The Wolverines turnover percentage of 14.7 percent is 14th in the country through ten games and is nearly four percent better than the national average. Michigan had an even lower turnover percentage heading into the South Carolina game, but against the Gamecocks, the Wolverines turned the ball over 16 times.

Taking care of the ball is drilled into the Wolverines every day in practice. Beilein focuses on making sure his players make the smart play.

Coach Beilein’s drills, landing on two, keeping your head up and making the easy play,” sophomore forward Isiah Livers said. “We have a lot of land on two (feet) drills and make the right play drills.”

Taking care of the ball is an inherent part of Michigan’s offense. The Wolverines look to make the right pass on each play and Beilein doesn’t want the ball to stay with one person.

It’s isolation plays that lead to turnovers because a player is forced to create offense for themselves. Michigan looks to avoid those plays and keep the ball moving at all times.

“Just running our offense and finding the right man,” junior center Jon Teske said. “We know that the ball can’t stick and if there’s a man open we’ll get it to him. Every once in a while there will be turnovers, but you can’t have dumb overs. Moving the ball, sharing the ball and getting the best shot we can get.”

Michigan’s low turnover percentage comes from more than just drills and good ball movement. The Wolverines connectedness and strong team bond help them to not make turnovers.

“It’s more on the chemistry side,” Livers said. “Everybody gets along. Coach B talks about how we get along off the court. On the court, we all get along.
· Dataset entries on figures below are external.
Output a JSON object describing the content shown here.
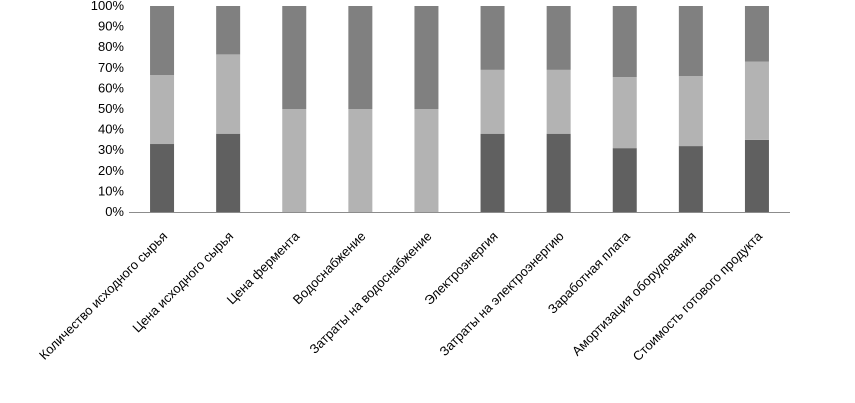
{
  "chart_data": {
    "type": "bar",
    "stacked": "percent",
    "title": "",
    "xlabel": "",
    "ylabel": "",
    "ylim": [
      0,
      100
    ],
    "grid": false,
    "legend": "none",
    "y_ticks": [
      "0%",
      "10%",
      "20%",
      "30%",
      "40%",
      "50%",
      "60%",
      "70%",
      "80%",
      "90%",
      "100%"
    ],
    "categories": [
      "Количество исходного сырья",
      "Цена  исходного сырья",
      "Цена фермента",
      "Водоснабжение",
      "Затраты на водоснабжение",
      "Электроэнергия",
      "Затраты на электроэнергию",
      "Заработная плата",
      "Амортизация оборудования",
      "Стоимость готового продукта"
    ],
    "series": [
      {
        "color": "#606060",
        "values": [
          33,
          38,
          0,
          0,
          0,
          38,
          38,
          31,
          32,
          35
        ]
      },
      {
        "color": "#b3b3b3",
        "values": [
          33.5,
          38.5,
          50,
          50,
          50,
          31,
          31,
          34.5,
          34,
          38
        ]
      },
      {
        "color": "#808080",
        "values": [
          33.5,
          23.5,
          50,
          50,
          50,
          31,
          31,
          34.5,
          34,
          27
        ]
      }
    ]
  }
}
We just know where each other are and what their response is going to be.”

Michigan’s chemistry has helped each player know where his teammates are at all game long.

“We’re all connected and know where each other is at,” Teske said. If someone drives down the lane, someone might be in the corner. We’ll always know that. In the pick-and-roll, they’ll always kind of know where I’m at. We just have that feel and that’s just from playing ball together for so long.”